Could anyone give me an idea what daemons are like in fantasy? I have some daemons which I was planning to use for 40k but my armies direction has gone away from them, so I'm wondering whether it's worth replacing the bases and going for a small daemon army but I know next to nothing about them.


----------



## Tim/Steve (Jan 25, 2009)

Daemons are basically just magic incarnate but generally pretty similar to 40k.

In 40k daemons come from the warp which is powered by corporeal emotion, especially dark emotions.
In WFB daemons come from the realm of chaos which is a magical world that bleeds through into the WFB world and allows magic to exist... other then 'gods' I don't really know what creates/powers the realm of chaos in WFB.

as for a proper in depth answer... I don't really know. While I love the game I don't get nearly as caught up in the fluff of WFB as I do in 40k. So someone else needs step up


----------



## Words_of_Truth (Sep 20, 2007)

Yeah, I was more leaning to how they handle are they any good when I played warhammer before they didn't have an army list, so they are a totally unknown quantity in regards to the way they handle/play, I assume they are very melee orientated though?


----------



## Barnster (Feb 11, 2010)

They are a CC oriented army, but can (if you don't go pure khorne) very capable in the magic phase. Looking at you Kairos!

Bloodcrushers are one of the most devastating monstrous cavalry unit available, and greater deamons are very killy. 

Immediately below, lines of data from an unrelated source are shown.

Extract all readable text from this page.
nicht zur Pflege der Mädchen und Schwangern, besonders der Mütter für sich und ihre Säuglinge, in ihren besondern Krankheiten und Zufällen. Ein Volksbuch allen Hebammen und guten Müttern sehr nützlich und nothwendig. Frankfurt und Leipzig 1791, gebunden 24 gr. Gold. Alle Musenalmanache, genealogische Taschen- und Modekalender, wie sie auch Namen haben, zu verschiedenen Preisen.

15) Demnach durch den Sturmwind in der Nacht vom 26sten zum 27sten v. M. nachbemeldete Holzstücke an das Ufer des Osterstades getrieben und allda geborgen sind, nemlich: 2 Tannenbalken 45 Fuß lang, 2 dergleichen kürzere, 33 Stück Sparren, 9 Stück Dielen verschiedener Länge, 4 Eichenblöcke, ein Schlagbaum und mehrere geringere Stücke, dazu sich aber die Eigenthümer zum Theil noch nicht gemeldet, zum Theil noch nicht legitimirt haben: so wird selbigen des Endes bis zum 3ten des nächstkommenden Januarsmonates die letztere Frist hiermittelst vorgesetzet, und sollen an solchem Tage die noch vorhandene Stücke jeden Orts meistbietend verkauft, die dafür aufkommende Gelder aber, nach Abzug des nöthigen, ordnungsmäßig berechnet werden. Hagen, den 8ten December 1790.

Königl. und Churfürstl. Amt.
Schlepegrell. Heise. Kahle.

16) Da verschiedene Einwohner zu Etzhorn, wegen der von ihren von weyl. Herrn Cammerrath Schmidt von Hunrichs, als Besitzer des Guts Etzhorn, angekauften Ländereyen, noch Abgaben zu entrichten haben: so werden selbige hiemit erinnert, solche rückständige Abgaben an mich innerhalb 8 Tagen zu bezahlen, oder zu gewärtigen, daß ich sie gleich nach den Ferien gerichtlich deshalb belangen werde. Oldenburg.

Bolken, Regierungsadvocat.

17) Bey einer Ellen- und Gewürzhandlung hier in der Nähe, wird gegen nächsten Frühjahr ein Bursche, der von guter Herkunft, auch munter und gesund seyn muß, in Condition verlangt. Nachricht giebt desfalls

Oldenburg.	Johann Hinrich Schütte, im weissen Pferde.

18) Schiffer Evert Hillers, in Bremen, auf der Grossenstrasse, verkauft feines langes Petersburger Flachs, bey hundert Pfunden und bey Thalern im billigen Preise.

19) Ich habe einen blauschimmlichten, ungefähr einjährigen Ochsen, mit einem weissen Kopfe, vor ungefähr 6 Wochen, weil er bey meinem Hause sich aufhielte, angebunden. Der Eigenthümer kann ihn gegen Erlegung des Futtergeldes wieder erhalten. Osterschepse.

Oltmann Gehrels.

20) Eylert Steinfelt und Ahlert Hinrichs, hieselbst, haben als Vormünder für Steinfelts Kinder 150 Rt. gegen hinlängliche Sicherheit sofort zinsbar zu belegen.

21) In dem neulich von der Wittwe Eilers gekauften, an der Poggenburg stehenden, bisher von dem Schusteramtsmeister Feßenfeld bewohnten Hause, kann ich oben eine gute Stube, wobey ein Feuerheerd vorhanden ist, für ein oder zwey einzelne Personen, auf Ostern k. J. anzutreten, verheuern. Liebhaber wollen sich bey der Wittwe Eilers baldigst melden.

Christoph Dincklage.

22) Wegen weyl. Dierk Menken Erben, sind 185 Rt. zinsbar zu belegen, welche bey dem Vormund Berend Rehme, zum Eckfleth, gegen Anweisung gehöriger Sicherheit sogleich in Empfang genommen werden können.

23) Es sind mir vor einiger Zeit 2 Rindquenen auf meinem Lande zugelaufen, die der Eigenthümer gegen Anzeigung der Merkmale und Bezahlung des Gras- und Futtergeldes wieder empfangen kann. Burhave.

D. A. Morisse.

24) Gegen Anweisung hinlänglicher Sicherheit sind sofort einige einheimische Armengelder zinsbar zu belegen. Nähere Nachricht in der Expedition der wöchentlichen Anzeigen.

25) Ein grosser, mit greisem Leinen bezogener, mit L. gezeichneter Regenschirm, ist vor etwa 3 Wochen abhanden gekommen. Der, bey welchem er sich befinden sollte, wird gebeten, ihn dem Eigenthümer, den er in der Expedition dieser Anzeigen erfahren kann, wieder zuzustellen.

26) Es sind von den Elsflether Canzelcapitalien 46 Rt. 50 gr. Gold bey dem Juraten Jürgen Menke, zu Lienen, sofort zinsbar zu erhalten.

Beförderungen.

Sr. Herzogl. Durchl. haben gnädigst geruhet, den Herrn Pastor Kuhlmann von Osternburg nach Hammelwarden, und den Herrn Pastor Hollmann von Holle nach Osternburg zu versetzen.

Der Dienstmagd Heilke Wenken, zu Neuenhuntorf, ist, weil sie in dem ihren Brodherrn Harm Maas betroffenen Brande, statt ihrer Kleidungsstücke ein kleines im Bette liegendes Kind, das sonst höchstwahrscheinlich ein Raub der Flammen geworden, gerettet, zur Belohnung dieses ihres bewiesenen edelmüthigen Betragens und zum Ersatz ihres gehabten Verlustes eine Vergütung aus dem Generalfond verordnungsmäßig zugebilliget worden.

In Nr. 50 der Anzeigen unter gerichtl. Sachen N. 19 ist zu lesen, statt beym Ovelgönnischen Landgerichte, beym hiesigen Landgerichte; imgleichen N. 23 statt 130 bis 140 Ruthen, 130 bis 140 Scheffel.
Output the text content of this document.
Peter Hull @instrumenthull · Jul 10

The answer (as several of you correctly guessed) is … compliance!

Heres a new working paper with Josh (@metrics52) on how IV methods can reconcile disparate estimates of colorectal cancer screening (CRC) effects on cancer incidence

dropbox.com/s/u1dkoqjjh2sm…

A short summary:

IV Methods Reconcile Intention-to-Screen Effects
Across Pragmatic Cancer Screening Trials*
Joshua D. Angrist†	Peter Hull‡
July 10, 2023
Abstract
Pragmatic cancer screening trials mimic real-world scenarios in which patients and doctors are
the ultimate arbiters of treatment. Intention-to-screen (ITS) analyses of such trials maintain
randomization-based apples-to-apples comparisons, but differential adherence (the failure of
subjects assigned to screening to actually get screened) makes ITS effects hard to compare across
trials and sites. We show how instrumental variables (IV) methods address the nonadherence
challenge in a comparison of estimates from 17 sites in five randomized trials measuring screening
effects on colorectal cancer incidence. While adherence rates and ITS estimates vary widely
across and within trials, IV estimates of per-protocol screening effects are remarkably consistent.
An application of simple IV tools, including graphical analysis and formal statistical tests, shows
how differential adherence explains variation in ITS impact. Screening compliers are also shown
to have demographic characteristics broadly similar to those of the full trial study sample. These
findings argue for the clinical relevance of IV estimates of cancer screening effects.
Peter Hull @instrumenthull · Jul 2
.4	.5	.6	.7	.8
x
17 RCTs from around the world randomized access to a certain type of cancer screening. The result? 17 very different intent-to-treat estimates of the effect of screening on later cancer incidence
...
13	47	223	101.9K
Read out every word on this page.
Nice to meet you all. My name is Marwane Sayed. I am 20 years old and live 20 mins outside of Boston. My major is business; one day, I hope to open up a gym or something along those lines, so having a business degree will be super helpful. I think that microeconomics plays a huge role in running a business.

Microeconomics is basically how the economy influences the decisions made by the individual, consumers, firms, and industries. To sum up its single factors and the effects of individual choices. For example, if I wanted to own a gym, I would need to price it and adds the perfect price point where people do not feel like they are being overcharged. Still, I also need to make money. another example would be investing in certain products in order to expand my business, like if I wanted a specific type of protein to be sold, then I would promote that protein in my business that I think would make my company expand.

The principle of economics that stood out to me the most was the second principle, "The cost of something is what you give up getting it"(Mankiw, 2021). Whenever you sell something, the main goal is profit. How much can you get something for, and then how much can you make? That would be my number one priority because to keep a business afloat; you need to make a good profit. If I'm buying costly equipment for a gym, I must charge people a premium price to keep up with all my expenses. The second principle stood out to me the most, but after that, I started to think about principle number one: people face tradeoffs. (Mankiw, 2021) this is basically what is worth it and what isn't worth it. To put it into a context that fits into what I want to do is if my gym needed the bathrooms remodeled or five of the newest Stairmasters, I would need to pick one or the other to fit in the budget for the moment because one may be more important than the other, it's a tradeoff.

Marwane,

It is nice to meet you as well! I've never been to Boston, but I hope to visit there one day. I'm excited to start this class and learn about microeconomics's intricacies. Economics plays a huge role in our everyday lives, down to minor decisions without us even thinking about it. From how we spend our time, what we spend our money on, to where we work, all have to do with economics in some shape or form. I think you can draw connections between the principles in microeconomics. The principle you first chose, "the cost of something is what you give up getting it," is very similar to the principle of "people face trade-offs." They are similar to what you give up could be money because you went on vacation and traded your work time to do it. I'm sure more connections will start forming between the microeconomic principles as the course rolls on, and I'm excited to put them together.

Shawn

Screamers like in 40k are very good, especially at disrupting war machines, and furies have a role to play!

They set up like a regular army and fight like a regular army with no crazy deployment rules.

The counter is they are pricy in points and are very much a glass cannon, with poor saves and generally low toughness

Heralds give bonuses to the units their in as well which is nice


----------



## Tim/Steve (Jan 25, 2009)

Oh right...

Well in that case yes, they are basically a melee army with some excellent magical support (flamers used to be the best shooting unit in the game, they've taken a knock but are still fairly decent).

Slaanesh and Khornate hordes are pretty standard and are some of the toughest units in the game, as are tzeentch horror blocks with a lore of life herald.
Nurgle doesn't get used much anymore except by smucks like me... although if you get nurgle working effectively for you its utterly devastating (its just hard to do).

In WFB daemons don't have any of the random arrival that defined them in 40k: with no panic checks and the inability to break they are as reliable as any army in WFB (right up there with undead).


----------



## Shadowfane (Oct 17, 2007)

Barnster said:


> Bloodcrushers are one of the most devastating monstrous cavalry unit available,


Whilst I agree with most of the points you make, I'd have to disagree with this one - Bloodcrushers are currently very much a glass hammer monstrous cavalry regiment - sure, they'll do a fair amount of damage (although not nearly as much as equal points of mournfangs...) but with T4, 2 wounds, and 4+/5++, it really doesnt take that much to wipe the unit out.


----------



## Words_of_Truth (Sep 20, 2007)

Well atm I have a Khorne Daemon Prince with a big axe, a blood thirster, a blood letter herald, 5 plague bearers and 5 seekers of slaanesh, dunno if that's got the making of any worth building on though.


----------